Read the whole thing. Whether you agree with Wolfe or not, and I'm not sure that I do, his thesis is certainly an original take on evolution and language.
5 Comments:
I will not get infected, I will not get infected, I will not get . . .
Nope, doesn't work.
A very enjoyable read – but Wolfe’s true hero is another Charles D: Dickens.
Like him, Wolfe’s real strength is at the micro level, in the small but very astute observations about human types – like the ones which make up the bulk of this speech - rather than the Big Theory.
The ‘fiction absolute’ idea is ok, but hardly original. Zen is the art of seeing through your fiction absolute.
Also, it pains me to see such a clever man fall into the classic American trap of misunderstanding irony. Darwin writing about evolution after evolution has finished would not be marzipan-tastingly ironic. Now, if Darwin wrote that human evolution would continue to accelerate, and by the mere act of writing, of making humans self-aware of their evolution, he somehow ended it, THAT would be ironic.

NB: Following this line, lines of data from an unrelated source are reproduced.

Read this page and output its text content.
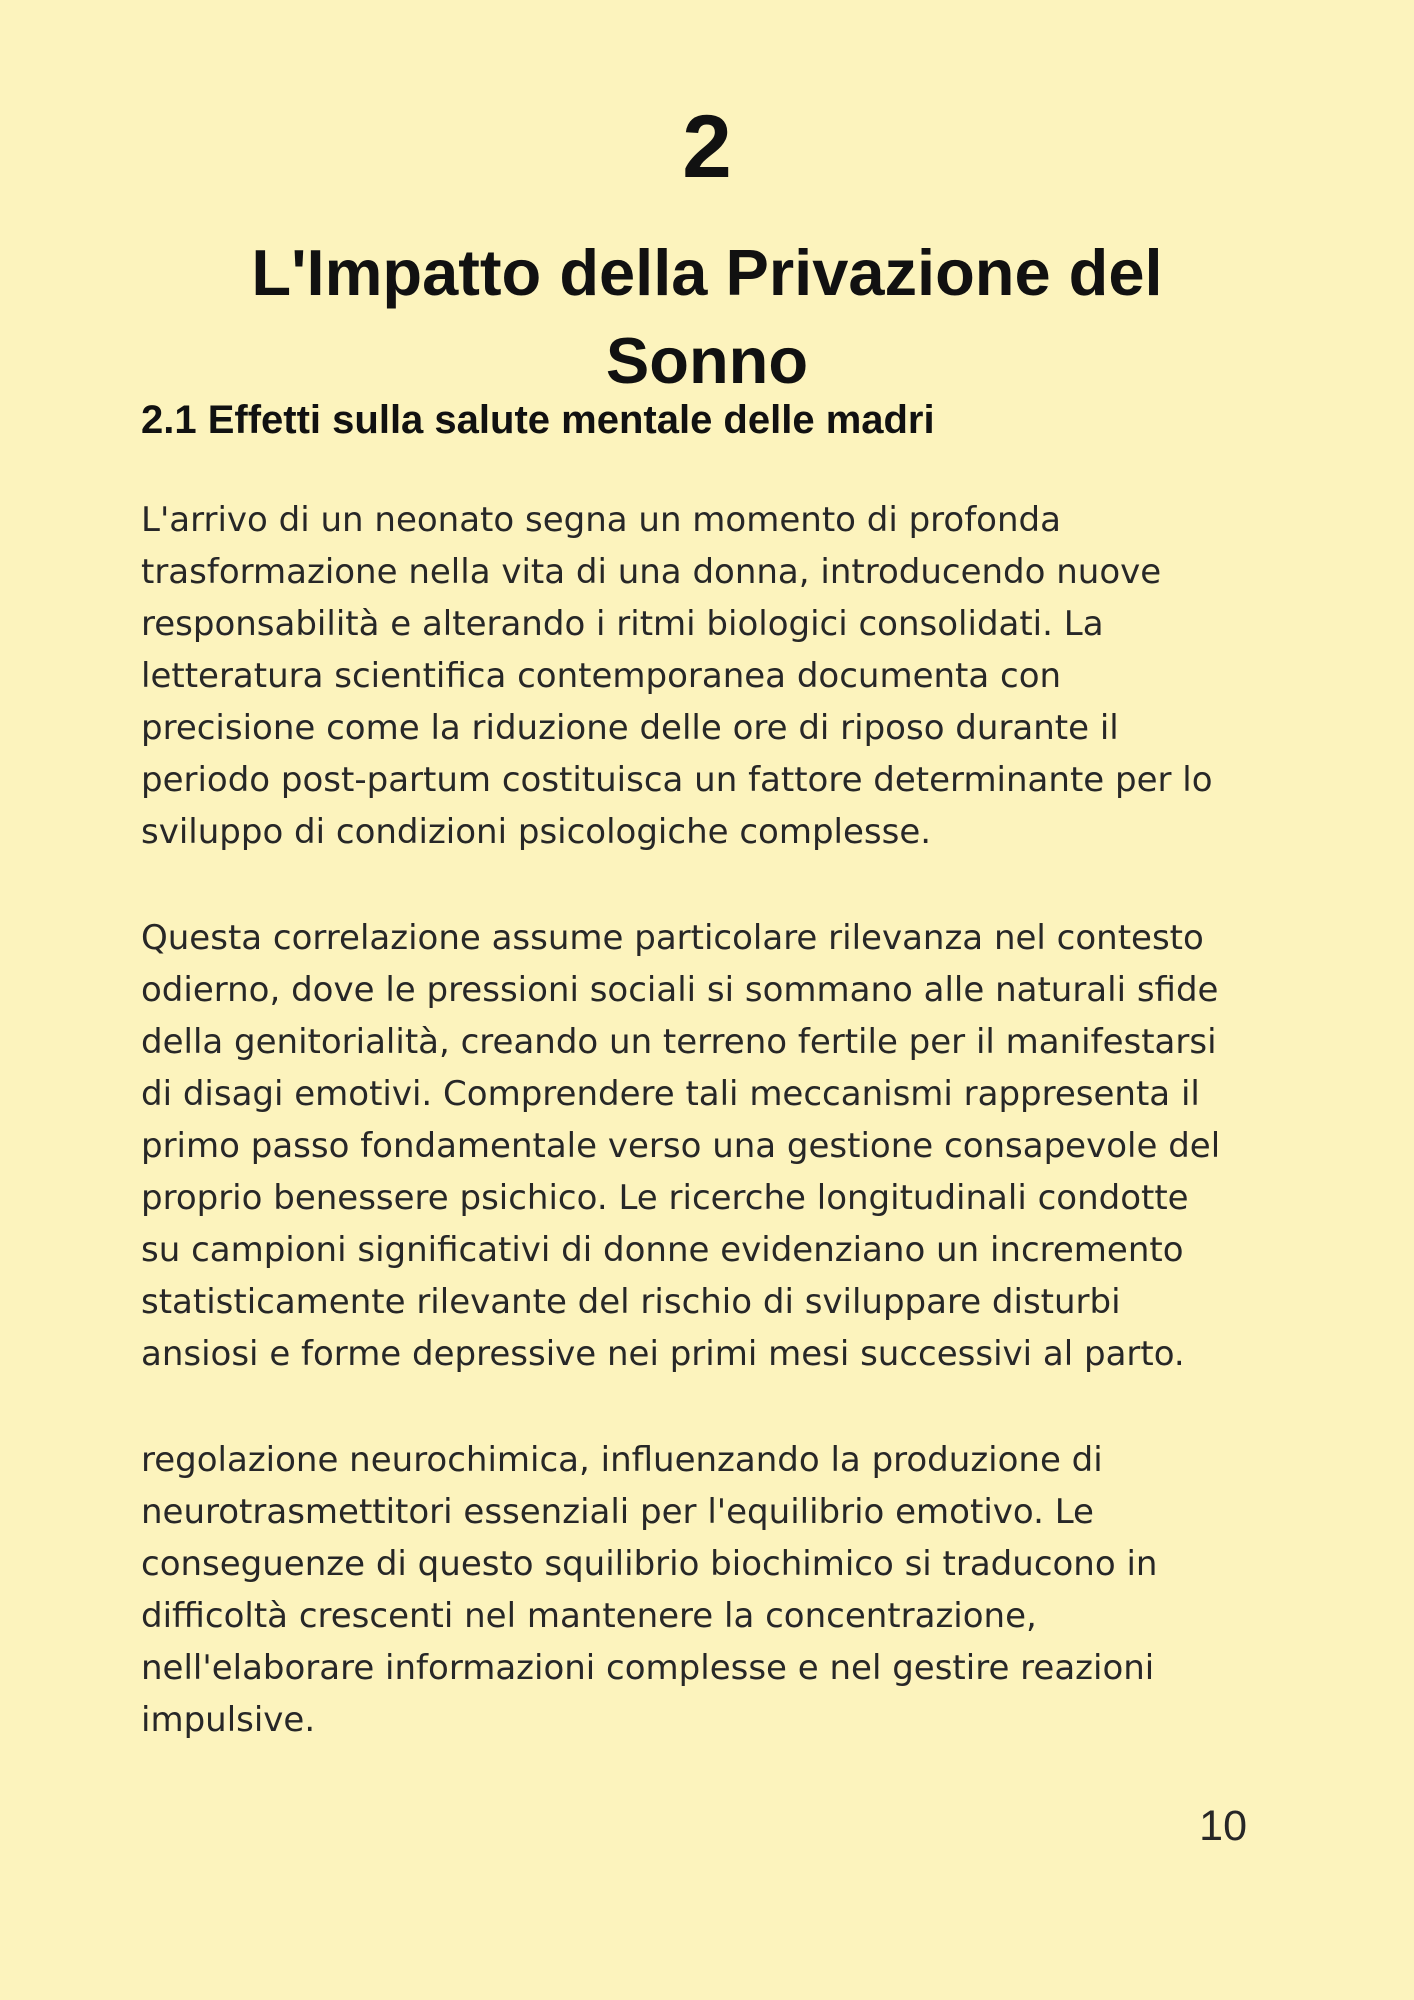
2
L'Impatto della Privazione del
Sonno
2.1 Effetti sulla salute mentale delle madri

L'arrivo di un neonato segna un momento di profonda
trasformazione nella vita di una donna, introducendo nuove
responsabilità e alterando i ritmi biologici consolidati. La
letteratura scientifica contemporanea documenta con
precisione come la riduzione delle ore di riposo durante il
periodo post-partum costituisca un fattore determinante per lo
sviluppo di condizioni psicologiche complesse.

Questa correlazione assume particolare rilevanza nel contesto
odierno, dove le pressioni sociali si sommano alle naturali sfide
della genitorialità, creando un terreno fertile per il manifestarsi
di disagi emotivi. Comprendere tali meccanismi rappresenta il
primo passo fondamentale verso una gestione consapevole del
proprio benessere psichico. Le ricerche longitudinali condotte
su campioni significativi di donne evidenziano un incremento
statisticamente rilevante del rischio di sviluppare disturbi
ansiosi e forme depressive nei primi mesi successivi al parto.

regolazione neurochimica, influenzando la produzione di
neurotrasmettitori essenziali per l'equilibrio emotivo. Le
conseguenze di questo squilibrio biochimico si traducono in
difficoltà crescenti nel mantenere la concentrazione,
nell'elaborare informazioni complesse e nel gestire reazioni
impulsive.

10
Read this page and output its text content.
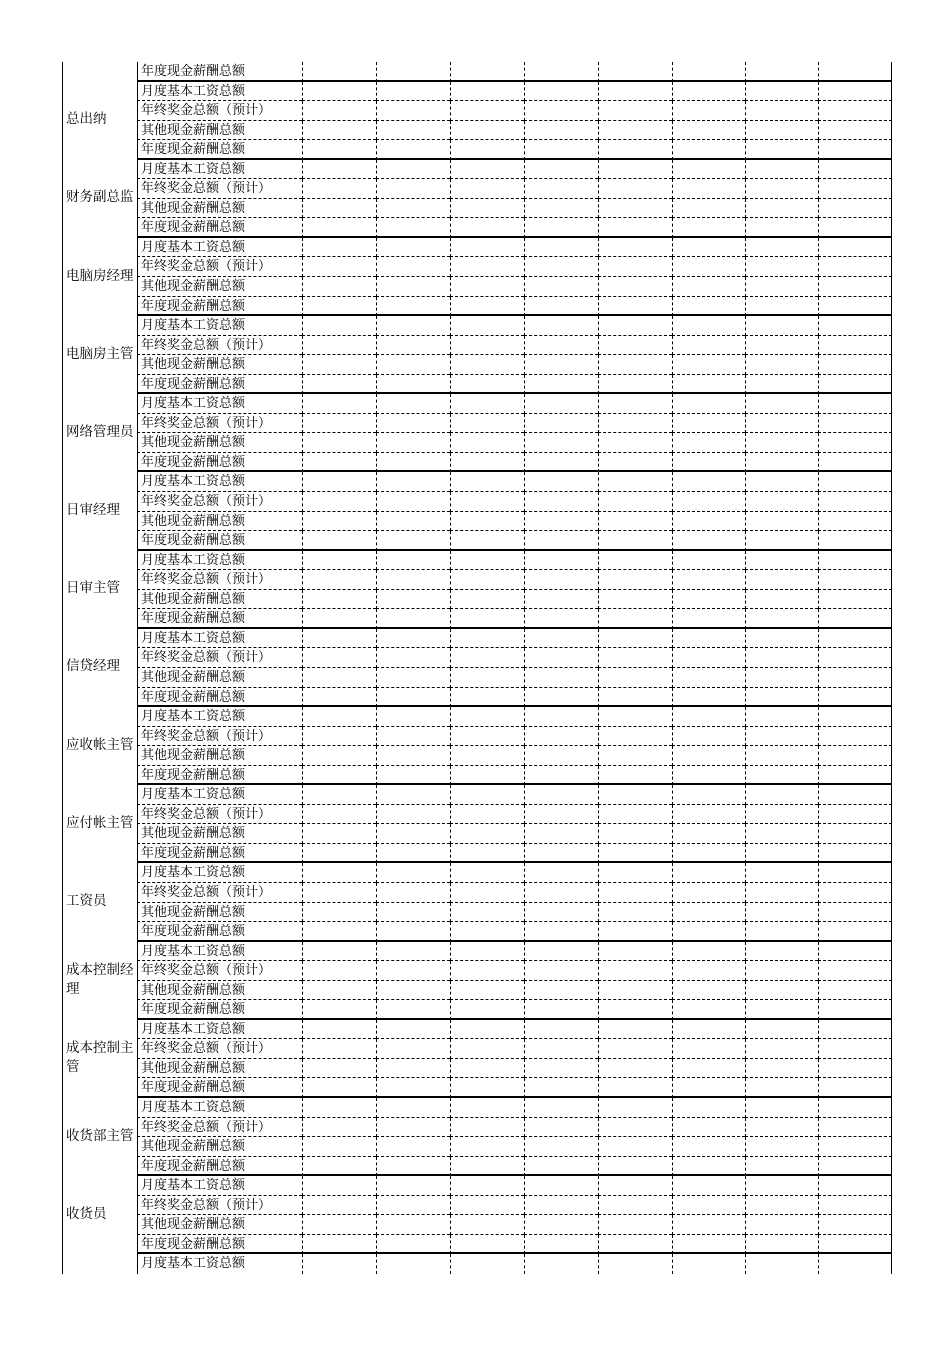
年度现金薪酬总额
月度基本工资总额
年终奖金总额（预计）
其他现金薪酬总额
年度现金薪酬总额
总出纳
月度基本工资总额
年终奖金总额（预计）
其他现金薪酬总额
年度现金薪酬总额
财务副总监
月度基本工资总额
年终奖金总额（预计）
其他现金薪酬总额
年度现金薪酬总额
电脑房经理
月度基本工资总额
年终奖金总额（预计）
其他现金薪酬总额
年度现金薪酬总额
电脑房主管
月度基本工资总额
年终奖金总额（预计）
其他现金薪酬总额
年度现金薪酬总额
网络管理员
月度基本工资总额
年终奖金总额（预计）
其他现金薪酬总额
年度现金薪酬总额
日审经理
月度基本工资总额
年终奖金总额（预计）
其他现金薪酬总额
年度现金薪酬总额
日审主管
月度基本工资总额
年终奖金总额（预计）
其他现金薪酬总额
年度现金薪酬总额
信贷经理
月度基本工资总额
年终奖金总额（预计）
其他现金薪酬总额
年度现金薪酬总额
应收帐主管
月度基本工资总额
年终奖金总额（预计）
其他现金薪酬总额
年度现金薪酬总额
应付帐主管
月度基本工资总额
年终奖金总额（预计）
其他现金薪酬总额
年度现金薪酬总额
工资员
月度基本工资总额
年终奖金总额（预计）
其他现金薪酬总额
年度现金薪酬总额
成本控制经理
月度基本工资总额
年终奖金总额（预计）
其他现金薪酬总额
年度现金薪酬总额
成本控制主管
月度基本工资总额
年终奖金总额（预计）
其他现金薪酬总额
年度现金薪酬总额
收货部主管
月度基本工资总额
年终奖金总额（预计）
其他现金薪酬总额
年度现金薪酬总额
收货员
月度基本工资总额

(Check this out: As I was reading Wolfe’s bit about irony, I was reminded of a British comedian I once saw taking apart Alanis Morrisette’s hit song ‘Ironic’, which, ironically, lists a whole load of things that are meant to be ironic but aren’t. Eg. “it’s like 10,000 spoons when all you need is a knife.” The comedian pointing out that this is not ironic, just stupid. However, if you needed to do a job with a knife, found and subsequently discarded these 10,000 spoons, and then it turned out that a spoon would do just as well, THAT would be ironic.
I was struggling to remember this comedian’s name, until further down Wolfe tells a story about a cop called Eddie Byrne. And lo and behold, that was the comedian’s name: Ed Byrne!
By the way, that’s not ironic, just coincidental.)
Count on the Brits to be the masters of irony.
Must be the weather.
As Brit noted, most people, including those who really should get it, simply don't understand irony.
Which, considering irony is the universe's driving force, shows the appalling state of our education establishment.
That's right, when it rains we down our croquet mallets, clap a hand on our straw boaters and make a quick dash for the drawing room, where over a Pimms and lemonade and a spot of tiffin we produce ever-finer definitions of 'irony'.
Hey, Hey Skipper, when are we going to get chapter 3 of your crime story?
Brit:
Be patient, I have a lot of big rocks to make into little rocks.